Numerical methods are where the maths meets the machine. Every formula in this course will eventually be evaluated in floating-point arithmetic, and every approximation will accumulate error. Understanding floating-point representation, machine epsilon, and conditioning is the prerequisite for trusting any number a computer hands you.
IEEE 754 double precision
A double-precision float uses 64 bits: 1 sign + 11 exponent + 52 mantissa. This gives roughly 15-17 significant decimal digits and a range of about ±10^308. Machine epsilon (the smallest x such that 1 + x ≠ 1 in fp) is ε_mach ≈ 2.22 × 10⁻¹⁶.
Three sources of error
- Representation error: not every real number can be exactly represented. 0.1 in binary is a repeating fraction, so 0.1 + 0.2 ≠ 0.3 exactly.
- Round-off error: arithmetic operations introduce tiny errors of relative size ≈ ε_mach. Accumulated over many operations, these can grow.
- Cancellation error: subtracting two near-equal numbers loses precision. Computing (1 + 10⁻¹⁵) - 1 returns ~10⁻¹⁵ correctly but with much fewer significant digits than the inputs.

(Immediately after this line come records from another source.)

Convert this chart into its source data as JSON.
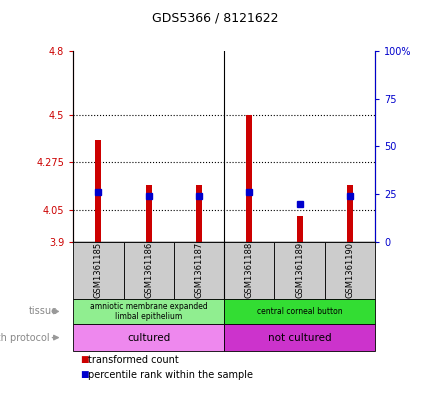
{
  "title": "GDS5366 / 8121622",
  "samples": [
    "GSM1361185",
    "GSM1361186",
    "GSM1361187",
    "GSM1361188",
    "GSM1361189",
    "GSM1361190"
  ],
  "transformed_counts": [
    4.38,
    4.17,
    4.17,
    4.5,
    4.02,
    4.17
  ],
  "percentile_ranks": [
    26,
    24,
    24,
    26,
    20,
    24
  ],
  "ylim_left": [
    3.9,
    4.8
  ],
  "ylim_right": [
    0,
    100
  ],
  "yticks_left": [
    3.9,
    4.05,
    4.275,
    4.5,
    4.8
  ],
  "ytick_labels_left": [
    "3.9",
    "4.05",
    "4.275",
    "4.5",
    "4.8"
  ],
  "yticks_right": [
    0,
    25,
    50,
    75,
    100
  ],
  "ytick_labels_right": [
    "0",
    "25",
    "50",
    "75",
    "100%"
  ],
  "hlines": [
    4.05,
    4.275,
    4.5
  ],
  "bar_bottom": 3.9,
  "bar_color": "#cc0000",
  "dot_color": "#0000cc",
  "tissue_groups": [
    {
      "label": "amniotic membrane expanded\nlimbal epithelium",
      "samples": [
        0,
        1,
        2
      ],
      "color": "#90ee90"
    },
    {
      "label": "central corneal button",
      "samples": [
        3,
        4,
        5
      ],
      "color": "#33dd33"
    }
  ],
  "growth_protocol_groups": [
    {
      "label": "cultured",
      "samples": [
        0,
        1,
        2
      ],
      "color": "#ee88ee"
    },
    {
      "label": "not cultured",
      "samples": [
        3,
        4,
        5
      ],
      "color": "#cc33cc"
    }
  ],
  "tissue_label": "tissue",
  "growth_label": "growth protocol",
  "legend_items": [
    {
      "label": "transformed count",
      "color": "#cc0000"
    },
    {
      "label": "percentile rank within the sample",
      "color": "#0000cc"
    }
  ],
  "sample_bg_color": "#cccccc",
  "title_color": "#000000",
  "left_axis_color": "#cc0000",
  "right_axis_color": "#0000cc",
  "group_divider": 2.5
}
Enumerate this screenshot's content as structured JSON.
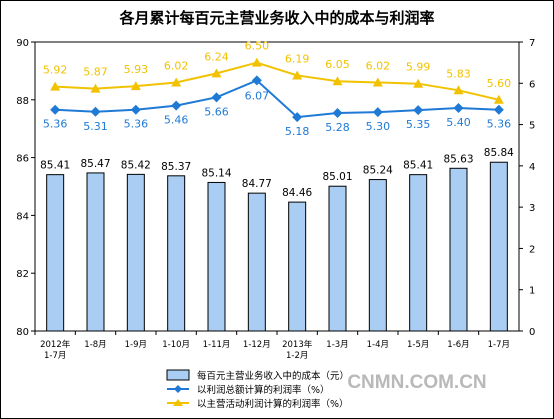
{
  "chart_data": {
    "type": "bar",
    "title": "各月累计每百元主营业务收入中的成本与利润率",
    "categories": [
      [
        "2012年",
        "1-7月"
      ],
      [
        "1-8月"
      ],
      [
        "1-9月"
      ],
      [
        "1-10月"
      ],
      [
        "1-11月"
      ],
      [
        "1-12月"
      ],
      [
        "2013年",
        "1-2月"
      ],
      [
        "1-3月"
      ],
      [
        "1-4月"
      ],
      [
        "1-5月"
      ],
      [
        "1-6月"
      ],
      [
        "1-7月"
      ]
    ],
    "left_axis": {
      "ylim": [
        80,
        90
      ],
      "ticks": [
        "80",
        "82",
        "84",
        "86",
        "88",
        "90"
      ]
    },
    "right_axis": {
      "ylim": [
        0,
        7
      ],
      "ticks": [
        "0",
        "1",
        "2",
        "3",
        "4",
        "5",
        "6",
        "7"
      ]
    },
    "series": [
      {
        "name": "每百元主营业务收入中的成本（元）",
        "type": "bar",
        "axis": "left",
        "color": "#a9cdf3",
        "values": [
          85.41,
          85.47,
          85.42,
          85.37,
          85.14,
          84.77,
          84.46,
          85.01,
          85.24,
          85.41,
          85.63,
          85.84
        ],
        "labels": [
          "85.41",
          "85.47",
          "85.42",
          "85.37",
          "85.14",
          "84.77",
          "84.46",
          "85.01",
          "85.24",
          "85.41",
          "85.63",
          "85.84"
        ]
      },
      {
        "name": "以利润总额计算的利润率（%）",
        "type": "line",
        "axis": "right",
        "color": "#1f7ad6",
        "marker": "diamond",
        "values": [
          5.36,
          5.31,
          5.36,
          5.46,
          5.66,
          6.07,
          5.18,
          5.28,
          5.3,
          5.35,
          5.4,
          5.36
        ],
        "labels": [
          "5.36",
          "5.31",
          "5.36",
          "5.46",
          "5.66",
          "6.07",
          "5.18",
          "5.28",
          "5.30",
          "5.35",
          "5.40",
          "5.36"
        ]
      },
      {
        "name": "以主营活动利润计算的利润率（%）",
        "type": "line",
        "axis": "right",
        "color": "#f2c200",
        "marker": "triangle",
        "values": [
          5.92,
          5.87,
          5.93,
          6.02,
          6.24,
          6.5,
          6.19,
          6.05,
          6.02,
          5.99,
          5.83,
          5.6
        ],
        "labels": [
          "5.92",
          "5.87",
          "5.93",
          "6.02",
          "6.24",
          "6.50",
          "6.19",
          "6.05",
          "6.02",
          "5.99",
          "5.83",
          "5.60"
        ]
      }
    ],
    "legend": {
      "placement": "bottom-center"
    },
    "grid": false
  },
  "watermark": "CNMN.COM.CN"
}
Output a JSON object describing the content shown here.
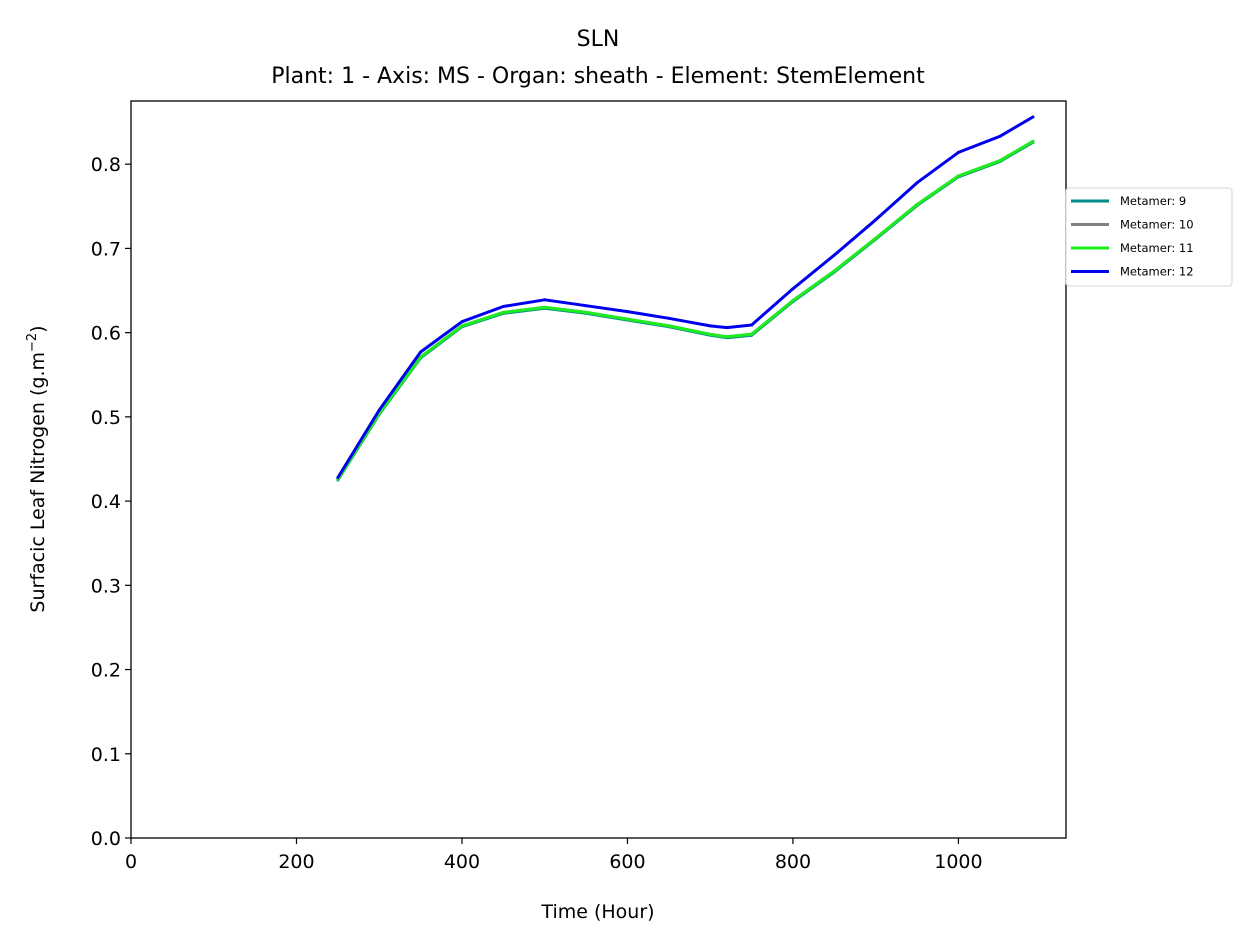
{
  "chart_data": {
    "type": "line",
    "title": "SLN",
    "subtitle": "Plant: 1 - Axis: MS - Organ: sheath - Element: StemElement",
    "xlabel": "Time (Hour)",
    "ylabel_main": "Surfacic Leaf Nitrogen (g.m",
    "ylabel_sup": "−2",
    "ylabel_end": ")",
    "xlim": [
      0,
      1130
    ],
    "ylim": [
      0,
      0.875
    ],
    "xticks": [
      0,
      200,
      400,
      600,
      800,
      1000
    ],
    "yticks": [
      0.0,
      0.1,
      0.2,
      0.3,
      0.4,
      0.5,
      0.6,
      0.7,
      0.8
    ],
    "xtick_labels": [
      "0",
      "200",
      "400",
      "600",
      "800",
      "1000"
    ],
    "ytick_labels": [
      "0.0",
      "0.1",
      "0.2",
      "0.3",
      "0.4",
      "0.5",
      "0.6",
      "0.7",
      "0.8"
    ],
    "grid": false,
    "legend_position": "outside right, upper",
    "x": [
      250,
      300,
      350,
      400,
      450,
      500,
      550,
      600,
      650,
      700,
      720,
      750,
      800,
      850,
      900,
      950,
      1000,
      1050,
      1090
    ],
    "series": [
      {
        "name": "Metamer: 9",
        "color": "#008b8b",
        "values": [
          0.425,
          0.503,
          0.57,
          0.607,
          0.623,
          0.629,
          0.623,
          0.615,
          0.607,
          0.597,
          0.594,
          0.597,
          0.637,
          0.672,
          0.711,
          0.751,
          0.785,
          0.803,
          0.826
        ]
      },
      {
        "name": "Metamer: 10",
        "color": "#808080",
        "values": [
          0.426,
          0.504,
          0.571,
          0.608,
          0.624,
          0.63,
          0.624,
          0.616,
          0.608,
          0.598,
          0.595,
          0.598,
          0.638,
          0.673,
          0.712,
          0.752,
          0.786,
          0.804,
          0.827
        ]
      },
      {
        "name": "Metamer: 11",
        "color": "#1ced1c",
        "values": [
          0.426,
          0.504,
          0.571,
          0.608,
          0.624,
          0.63,
          0.624,
          0.616,
          0.608,
          0.598,
          0.595,
          0.598,
          0.638,
          0.673,
          0.712,
          0.752,
          0.786,
          0.804,
          0.827
        ]
      },
      {
        "name": "Metamer: 12",
        "color": "#0000ee",
        "values": [
          0.428,
          0.508,
          0.577,
          0.613,
          0.631,
          0.639,
          0.632,
          0.625,
          0.617,
          0.608,
          0.606,
          0.609,
          0.652,
          0.692,
          0.734,
          0.778,
          0.814,
          0.833,
          0.856
        ]
      }
    ]
  }
}
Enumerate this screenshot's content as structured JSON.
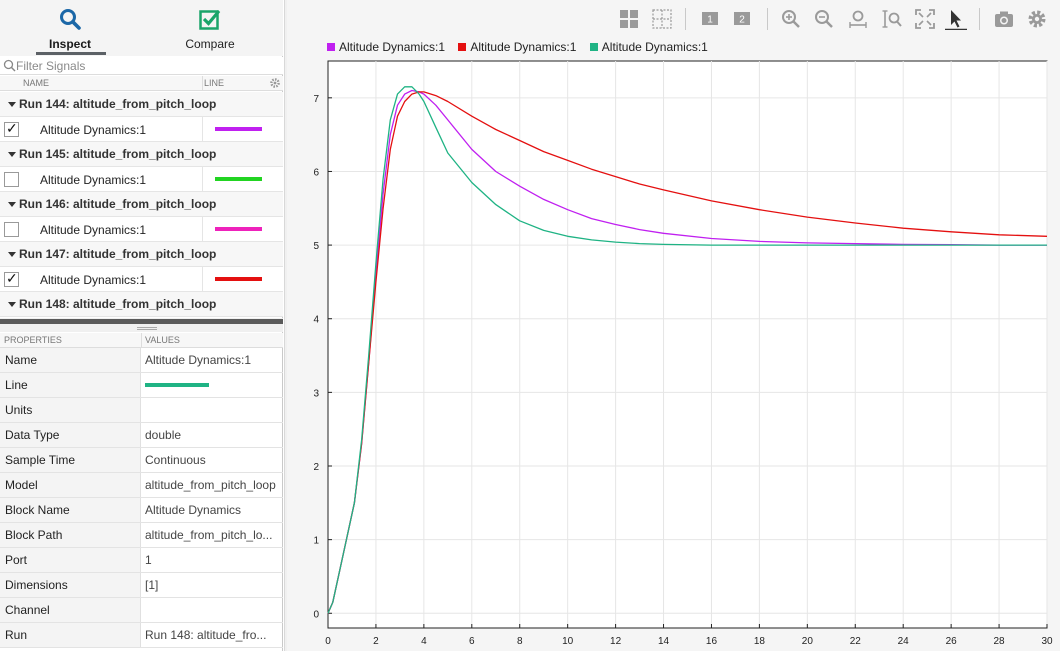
{
  "tabs": {
    "inspect": {
      "label": "Inspect",
      "icon": "magnifier-icon"
    },
    "compare": {
      "label": "Compare",
      "icon": "checkmark-box-icon"
    }
  },
  "filter": {
    "placeholder": "Filter Signals"
  },
  "signal_table": {
    "headers": {
      "name": "NAME",
      "line": "LINE"
    },
    "runs": [
      {
        "label": "Run 144: altitude_from_pitch_loop",
        "signal": "Altitude Dynamics:1",
        "checked": true,
        "color": "#c020f0"
      },
      {
        "label": "Run 145: altitude_from_pitch_loop",
        "signal": "Altitude Dynamics:1",
        "checked": false,
        "color": "#22d422"
      },
      {
        "label": "Run 146: altitude_from_pitch_loop",
        "signal": "Altitude Dynamics:1",
        "checked": false,
        "color": "#ee22bb"
      },
      {
        "label": "Run 147: altitude_from_pitch_loop",
        "signal": "Altitude Dynamics:1",
        "checked": true,
        "color": "#e41010"
      },
      {
        "label": "Run 148: altitude_from_pitch_loop"
      }
    ],
    "check_mark": "✓"
  },
  "properties": {
    "headers": {
      "key": "PROPERTIES",
      "value": "VALUES"
    },
    "line_color": "#1fb384",
    "rows": [
      {
        "key": "Name",
        "value": "Altitude Dynamics:1"
      },
      {
        "key": "Line",
        "value": ""
      },
      {
        "key": "Units",
        "value": ""
      },
      {
        "key": "Data Type",
        "value": "double"
      },
      {
        "key": "Sample Time",
        "value": "Continuous"
      },
      {
        "key": "Model",
        "value": "altitude_from_pitch_loop"
      },
      {
        "key": "Block Name",
        "value": "Altitude Dynamics"
      },
      {
        "key": "Block Path",
        "value": "altitude_from_pitch_lo..."
      },
      {
        "key": "Port",
        "value": "1"
      },
      {
        "key": "Dimensions",
        "value": "[1]"
      },
      {
        "key": "Channel",
        "value": ""
      },
      {
        "key": "Run",
        "value": "Run 148: altitude_fro..."
      }
    ]
  },
  "toolbar": {
    "icons": [
      "layout-grid-icon",
      "grid-icon",
      "subplot-1-icon",
      "subplot-2-icon",
      "zoom-in-icon",
      "zoom-out-icon",
      "zoom-x-icon",
      "zoom-y-icon",
      "fit-to-view-icon",
      "cursor-icon",
      "snapshot-camera-icon",
      "settings-gear-icon"
    ],
    "subplot_labels": [
      "1",
      "2"
    ]
  },
  "chart_data": {
    "type": "line",
    "title": "",
    "xlabel": "",
    "ylabel": "",
    "xlim": [
      0,
      30
    ],
    "ylim": [
      -0.2,
      7.5
    ],
    "xticks": [
      0,
      2,
      4,
      6,
      8,
      10,
      12,
      14,
      16,
      18,
      20,
      22,
      24,
      26,
      28,
      30
    ],
    "yticks": [
      0,
      1,
      2,
      3,
      4,
      5,
      6,
      7
    ],
    "grid": true,
    "legend_position": "top-left",
    "series": [
      {
        "name": "Altitude Dynamics:1",
        "color": "#c020f0",
        "x": [
          0,
          0.2,
          0.5,
          0.8,
          1.1,
          1.4,
          1.7,
          2.0,
          2.3,
          2.6,
          2.9,
          3.2,
          3.5,
          3.8,
          4.0,
          4.5,
          5,
          6,
          7,
          8,
          9,
          10,
          11,
          12,
          13,
          14,
          16,
          18,
          20,
          22,
          24,
          26,
          28,
          30
        ],
        "y": [
          0,
          0.15,
          0.6,
          1.05,
          1.5,
          2.3,
          3.4,
          4.6,
          5.7,
          6.5,
          6.9,
          7.05,
          7.1,
          7.08,
          7.05,
          6.9,
          6.7,
          6.3,
          6.0,
          5.8,
          5.62,
          5.48,
          5.36,
          5.28,
          5.21,
          5.16,
          5.09,
          5.05,
          5.03,
          5.02,
          5.01,
          5.005,
          5.0,
          5.0
        ]
      },
      {
        "name": "Altitude Dynamics:1",
        "color": "#e41010",
        "x": [
          0,
          0.2,
          0.5,
          0.8,
          1.1,
          1.4,
          1.7,
          2.0,
          2.3,
          2.6,
          2.9,
          3.2,
          3.5,
          3.8,
          4.0,
          4.5,
          5,
          6,
          7,
          8,
          9,
          10,
          11,
          12,
          13,
          14,
          16,
          18,
          20,
          22,
          24,
          26,
          28,
          30
        ],
        "y": [
          0,
          0.15,
          0.6,
          1.05,
          1.5,
          2.3,
          3.4,
          4.5,
          5.5,
          6.3,
          6.75,
          6.95,
          7.05,
          7.08,
          7.08,
          7.03,
          6.95,
          6.75,
          6.57,
          6.42,
          6.27,
          6.15,
          6.03,
          5.93,
          5.83,
          5.75,
          5.6,
          5.48,
          5.38,
          5.3,
          5.23,
          5.18,
          5.14,
          5.12
        ]
      },
      {
        "name": "Altitude Dynamics:1",
        "color": "#1fb384",
        "x": [
          0,
          0.2,
          0.5,
          0.8,
          1.1,
          1.4,
          1.7,
          2.0,
          2.3,
          2.6,
          2.9,
          3.2,
          3.5,
          3.8,
          4.0,
          4.5,
          5,
          6,
          7,
          8,
          9,
          10,
          11,
          12,
          13,
          14,
          16,
          18,
          20,
          22,
          24,
          26,
          28,
          30
        ],
        "y": [
          0,
          0.15,
          0.6,
          1.05,
          1.5,
          2.35,
          3.5,
          4.75,
          5.9,
          6.7,
          7.05,
          7.15,
          7.15,
          7.05,
          6.95,
          6.6,
          6.25,
          5.85,
          5.55,
          5.33,
          5.2,
          5.12,
          5.07,
          5.04,
          5.02,
          5.01,
          5.0,
          5.0,
          5.0,
          5.0,
          5.0,
          5.0,
          5.0,
          5.0
        ]
      }
    ]
  }
}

Catastrophic cancellation in finance
Classic example: the variance computed as E[X²] - E[X]² when these two terms are nearly equal. The naive formula loses precision because both terms are large but their difference is small. The two-pass / Welford algorithm computes the variance directly without subtracting near-equal quantities — always use it.
Condition number
For a function f, the relative condition number is |f'(x) · x / f(x)|. For matrix problems, κ(A) = ‖A‖ · ‖A⁻¹‖. Large condition number means small input changes produce large output changes — the problem is ill-conditioned.
Condition number ε rule of thumb
Solving Ax = b in floating-point loses roughly log₁₀(κ(A)) digits of accuracy. With ε_mach = 10⁻¹⁶ and κ = 10¹⁰, you have only 6 reliable digits in the answer. Always know your κ before trusting numerical results.
Numerical stability of algorithms
An algorithm is backward-stable if the computed answer is the exact answer for a slightly-perturbed input. Most modern numerical-library algorithms (LU with partial pivoting, QR via Householder, SVD via Golub-Kahan-Reinsch) are backward-stable. Naive algorithms (normal equations for least squares, classical Gram-Schmidt for QR) often are not.
Vectorisation and SIMD
Modern CPUs do 4-16 floating-point operations per cycle when data is properly aligned. NumPy, BLAS, and LAPACK exploit this; Python loops do not. The 100× speed gap between numpy.dot and a Python for-loop is the SIMD gap.
Avoiding loss of precision
- Use log-space when probabilities are tiny. log(p₁ · p₂ · ... · p_N) = Σ log p_i.
- Reorder sums to add similar-magnitude numbers first (Kahan summation for ultimate precision).
- Avoid catastrophic cancellation: rewrite (1 - cos(x)) as 2 sin²(x/2) for small x; rewrite √(x² + 1) - x as 1/(√(x² + 1) + x) for large x.
- When the input range is unknown, normalize before computing (max-shift trick for softmax/logsumexp).
Single vs double precision
Doubles (64-bit) are the default in scientific Python. Singles (32-bit, ε ≈ 10⁻⁷) save memory and run faster on GPUs. Production option-pricing code typically uses doubles; large-scale ML often uses singles or even half-precision floats with explicit mixed-precision arithmetic.
Exercise
Why does the naive sample variance s² = (1/n) Σ (x_i - x̄)² perform better numerically than the algebraically-equivalent s² = (1/n) Σ x_i² - x̄²? Construct a numerical example to show the difference.